Within every leaf, autumn’s cooling temperatures and shorter daylight hours elicit a series of chemical changes that have evolved over millenia to ease deciduous plants through the winter months. As many will remember from high school biology, that old familiar pigment chlorophyll predominates throughout leaf cells for much of their lifespan from early Spring through late Fall. What exactly is the purpose of that chlorophyll? Perhaps fewer of us recall its utterly essential function, to absorb most electromagnetic wavelengths from the sun and thereby harness the solar energy needed to manufacture (plantufacture?) the complex sugar, glucose. This captured solar energy powers the photosynthetic recombination of carbon dioxide molecules from the air and water molecules from the roots into the C6H12O6 glucose molecules, thus converting that energy from the sun into a more versatile and mobile food energy package. These glucose molecules can be stored and moved around the plant to locations where cells and tissues need to be created, repaired, or cleaned out, much as batteries enable us to move about the world with our bevy of devices rather than always being tethered near a wall. It is the molecular properties of the chlorophyll that enable it to absorb the solar energy for conversion into these essential glucose molecules; chlorophyll has a fairly complex structure similar to the hemoglobin in our blood, except that the central atom is magnesium rather than iron, thus causing the chlorophyll molecule to absorb most of light’s wavelengths except of course for those around 500 nanometers, which are instead reflected away and encoded by our visual systems as the green we see when we look at leaves.1 2

Cornus florida (flowering dogwood)

Chlorophyll, though, is an energy-intensive molecule to produce3, so as the Earth gets to that point in its annual trip around the sun where our northern hemisphere is tilting away from the sun and Virginians start experiencing shorter days of autumn, the energy demanded by manufacturing chlorophyll exceeds the solar energy that can be absorbed and converted into sugar, so deciduous plants start cutting their losses by curtailing chlorophyll production. As that green curtain then begins to dissipate, from behind it emerge two other pigments that also have been present throughout the summer but in lower concentrations, carotenes and xanthophylls. Xanthophylls reflect the yellows of the electromagnetic spectrum, while beta-carotene, a carotenoid, reflects red and yellow wavelengths, which most human brains will perceive as an orangey color. Existing mostly in the “shadow” of chlorophyll, the primary role of these pigments seems to be mainly to further modulate what light energy gets absorbed and reflected by the plant, thus improving the efficiency of photosynthesis and, perhaps, protecting against the damaging wavelengths of light by reflecting them back off the plant.

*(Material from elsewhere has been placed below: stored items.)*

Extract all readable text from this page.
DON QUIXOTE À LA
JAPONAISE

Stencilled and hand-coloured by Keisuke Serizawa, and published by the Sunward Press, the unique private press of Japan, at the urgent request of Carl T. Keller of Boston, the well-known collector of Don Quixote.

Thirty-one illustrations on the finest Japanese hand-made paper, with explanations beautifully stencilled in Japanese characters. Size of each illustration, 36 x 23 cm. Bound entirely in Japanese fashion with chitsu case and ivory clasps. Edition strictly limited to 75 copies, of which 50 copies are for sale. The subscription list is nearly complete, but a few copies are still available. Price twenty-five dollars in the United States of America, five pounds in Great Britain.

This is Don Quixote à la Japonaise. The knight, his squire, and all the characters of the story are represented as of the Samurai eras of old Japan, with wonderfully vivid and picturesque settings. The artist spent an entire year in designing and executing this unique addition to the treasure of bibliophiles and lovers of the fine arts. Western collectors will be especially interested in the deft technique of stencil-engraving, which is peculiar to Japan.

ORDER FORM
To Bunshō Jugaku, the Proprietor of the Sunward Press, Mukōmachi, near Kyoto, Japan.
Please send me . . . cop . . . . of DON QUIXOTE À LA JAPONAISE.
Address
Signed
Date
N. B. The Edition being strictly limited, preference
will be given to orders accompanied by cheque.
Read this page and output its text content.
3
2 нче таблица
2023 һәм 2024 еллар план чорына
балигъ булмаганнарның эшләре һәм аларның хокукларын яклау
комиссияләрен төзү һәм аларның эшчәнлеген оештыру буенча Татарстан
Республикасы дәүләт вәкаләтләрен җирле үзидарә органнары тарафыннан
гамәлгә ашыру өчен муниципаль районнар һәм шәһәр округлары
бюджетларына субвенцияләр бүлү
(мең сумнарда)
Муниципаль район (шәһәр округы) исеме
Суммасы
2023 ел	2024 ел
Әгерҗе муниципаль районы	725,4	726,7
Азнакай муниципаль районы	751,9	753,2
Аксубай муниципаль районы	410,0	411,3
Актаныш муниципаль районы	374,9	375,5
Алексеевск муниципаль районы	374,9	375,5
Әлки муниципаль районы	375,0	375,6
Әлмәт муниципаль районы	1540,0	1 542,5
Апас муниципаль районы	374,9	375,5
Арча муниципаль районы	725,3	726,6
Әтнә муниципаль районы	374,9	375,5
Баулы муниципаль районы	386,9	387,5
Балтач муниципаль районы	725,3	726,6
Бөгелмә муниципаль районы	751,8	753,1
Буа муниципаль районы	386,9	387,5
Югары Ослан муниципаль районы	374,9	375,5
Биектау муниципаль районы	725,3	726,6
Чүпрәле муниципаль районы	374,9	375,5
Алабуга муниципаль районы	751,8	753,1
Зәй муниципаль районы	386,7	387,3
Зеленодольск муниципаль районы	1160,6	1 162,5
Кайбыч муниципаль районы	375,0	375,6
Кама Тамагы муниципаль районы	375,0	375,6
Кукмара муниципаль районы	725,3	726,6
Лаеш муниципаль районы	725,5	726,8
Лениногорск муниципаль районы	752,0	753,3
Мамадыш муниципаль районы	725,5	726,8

Fraxinus americana (white ash)

As a plant cuts off the supply of chlorophyll’s ingredient atoms to the leaf, the remaining chlorophyll that already exists in a leaf slowly degrades, and the colors reflected by the xanthophylls and carotenes start to emerge from behind that dissipating green curtain, and our retinas begin to register the warm, exuberant yellows and the gentle, soothing oranges.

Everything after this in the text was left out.